In 2021, champagne sales hugely recovered and Comité Champagne set the maximum yield at 10,000 kg per hectare, one of the highest levels seen in the region this century, taking into account the good results of the year and the positive outlook in the medium term. However, the harvest was cut in half by frost, mildew, and hail.

For 2023 and beyond, the Comité Champagne explains that “Everything leads us to believe that the current sustained demand will continue for a long time. Moreover, to date, the Champagne vineyard is in an excellent sanitary state. Champagne growers and houses have decided together to set an available yield of 12,000 kg/ha for the 2022 harvest.”

Champagne Maximum Yields

Each year, the Comité Champagne revises upwards or downwards the harvest base yield fixed by the INAO (the French organization charged with regulating the AOCs) at 10,400 kg/ha, depending on the quality and quantity of the yield, but capped at 15,500 kg/ha.

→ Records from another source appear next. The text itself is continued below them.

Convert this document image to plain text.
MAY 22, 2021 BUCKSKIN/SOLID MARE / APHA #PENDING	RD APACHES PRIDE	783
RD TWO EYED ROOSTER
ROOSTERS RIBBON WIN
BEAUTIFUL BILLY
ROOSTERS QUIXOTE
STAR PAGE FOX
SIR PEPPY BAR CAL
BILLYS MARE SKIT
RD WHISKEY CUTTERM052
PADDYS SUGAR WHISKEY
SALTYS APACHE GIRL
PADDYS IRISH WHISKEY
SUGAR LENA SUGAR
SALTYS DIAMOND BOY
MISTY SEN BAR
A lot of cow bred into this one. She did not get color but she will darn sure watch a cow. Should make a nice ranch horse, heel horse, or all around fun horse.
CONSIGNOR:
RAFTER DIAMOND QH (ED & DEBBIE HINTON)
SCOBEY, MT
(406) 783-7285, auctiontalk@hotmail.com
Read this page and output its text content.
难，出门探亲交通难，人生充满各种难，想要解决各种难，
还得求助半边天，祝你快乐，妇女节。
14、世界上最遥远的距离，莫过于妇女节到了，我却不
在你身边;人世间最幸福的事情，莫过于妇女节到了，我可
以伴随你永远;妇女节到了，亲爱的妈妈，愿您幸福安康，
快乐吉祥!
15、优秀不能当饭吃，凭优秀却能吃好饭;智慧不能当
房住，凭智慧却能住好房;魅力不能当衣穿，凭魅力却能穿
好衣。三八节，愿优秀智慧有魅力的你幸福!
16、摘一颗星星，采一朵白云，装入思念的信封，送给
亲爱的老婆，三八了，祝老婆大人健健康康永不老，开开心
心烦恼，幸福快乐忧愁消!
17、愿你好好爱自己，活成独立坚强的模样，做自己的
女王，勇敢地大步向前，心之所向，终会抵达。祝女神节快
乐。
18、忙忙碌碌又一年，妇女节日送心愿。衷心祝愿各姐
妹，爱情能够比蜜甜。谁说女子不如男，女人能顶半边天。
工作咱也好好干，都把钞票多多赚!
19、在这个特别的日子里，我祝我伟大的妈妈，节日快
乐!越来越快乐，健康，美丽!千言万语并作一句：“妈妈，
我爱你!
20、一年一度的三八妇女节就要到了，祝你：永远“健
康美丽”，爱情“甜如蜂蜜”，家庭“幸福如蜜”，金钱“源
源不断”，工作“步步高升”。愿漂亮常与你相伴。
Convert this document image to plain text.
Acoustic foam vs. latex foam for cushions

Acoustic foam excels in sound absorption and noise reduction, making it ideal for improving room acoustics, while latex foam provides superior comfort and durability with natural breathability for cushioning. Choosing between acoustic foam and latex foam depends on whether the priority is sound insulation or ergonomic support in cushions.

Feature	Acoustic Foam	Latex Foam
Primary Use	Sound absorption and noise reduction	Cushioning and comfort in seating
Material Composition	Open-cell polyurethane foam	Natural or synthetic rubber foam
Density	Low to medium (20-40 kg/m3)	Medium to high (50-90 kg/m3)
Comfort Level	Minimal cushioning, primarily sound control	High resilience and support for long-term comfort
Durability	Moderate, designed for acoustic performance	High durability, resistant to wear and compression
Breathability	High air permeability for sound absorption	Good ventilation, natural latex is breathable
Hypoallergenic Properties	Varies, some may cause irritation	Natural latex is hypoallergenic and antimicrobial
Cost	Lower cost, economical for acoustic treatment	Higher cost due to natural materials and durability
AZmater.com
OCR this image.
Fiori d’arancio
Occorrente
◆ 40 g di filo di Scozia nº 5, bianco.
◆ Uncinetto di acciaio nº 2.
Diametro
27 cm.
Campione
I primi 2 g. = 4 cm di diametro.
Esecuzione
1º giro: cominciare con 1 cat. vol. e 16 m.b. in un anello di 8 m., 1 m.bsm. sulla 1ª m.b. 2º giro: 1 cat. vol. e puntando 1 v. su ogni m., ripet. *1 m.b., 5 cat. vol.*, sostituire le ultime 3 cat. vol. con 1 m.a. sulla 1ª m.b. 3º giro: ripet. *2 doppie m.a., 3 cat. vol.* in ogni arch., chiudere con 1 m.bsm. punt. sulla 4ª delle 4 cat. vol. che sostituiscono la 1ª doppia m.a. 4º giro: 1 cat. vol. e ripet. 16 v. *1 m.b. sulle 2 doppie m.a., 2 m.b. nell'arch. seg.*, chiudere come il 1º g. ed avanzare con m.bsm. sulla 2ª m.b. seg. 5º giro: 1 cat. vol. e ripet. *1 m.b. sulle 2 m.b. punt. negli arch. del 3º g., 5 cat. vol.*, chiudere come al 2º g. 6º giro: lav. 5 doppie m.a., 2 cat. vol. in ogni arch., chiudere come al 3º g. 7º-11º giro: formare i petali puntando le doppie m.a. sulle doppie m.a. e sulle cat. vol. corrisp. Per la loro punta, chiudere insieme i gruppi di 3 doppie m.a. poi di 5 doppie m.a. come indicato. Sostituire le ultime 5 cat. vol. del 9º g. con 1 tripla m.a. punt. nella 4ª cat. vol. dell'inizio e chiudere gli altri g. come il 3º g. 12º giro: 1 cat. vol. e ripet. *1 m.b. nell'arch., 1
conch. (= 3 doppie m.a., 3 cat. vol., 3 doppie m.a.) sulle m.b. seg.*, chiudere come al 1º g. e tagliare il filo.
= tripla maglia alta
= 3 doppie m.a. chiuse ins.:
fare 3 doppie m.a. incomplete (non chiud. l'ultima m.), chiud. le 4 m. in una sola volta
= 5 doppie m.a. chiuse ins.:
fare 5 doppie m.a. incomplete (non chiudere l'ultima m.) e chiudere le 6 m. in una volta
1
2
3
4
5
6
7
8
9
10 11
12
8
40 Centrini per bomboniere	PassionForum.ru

The rationale for capping yields lies in the high-density planting system in Champagne, with vines planted very close together (8,000 per hectare) to improve ripening and, therefore, quality.

The juice extraction from the grapes is also limited, at 102 l per 160 kg of grape, bringing the final yield to 66 hl/ha.

Based on the above, it takes on average a single vine to produce the equivalent of one bottle of champagne, and one hectare (2.47 acres) to produce 8,000 bottles of champagne.

However, in good years, harvest yield limits can be exceeded, and extra kilos of grapes are set aside, in the form of reserve wines, as a precaution against disappointing future crops.

These wines are stored in temperature-controlled tanks, forming a reserve stock that is managed by the Comité Champagne, to continually align the champagne production with demand and avoid shortages or oversupply.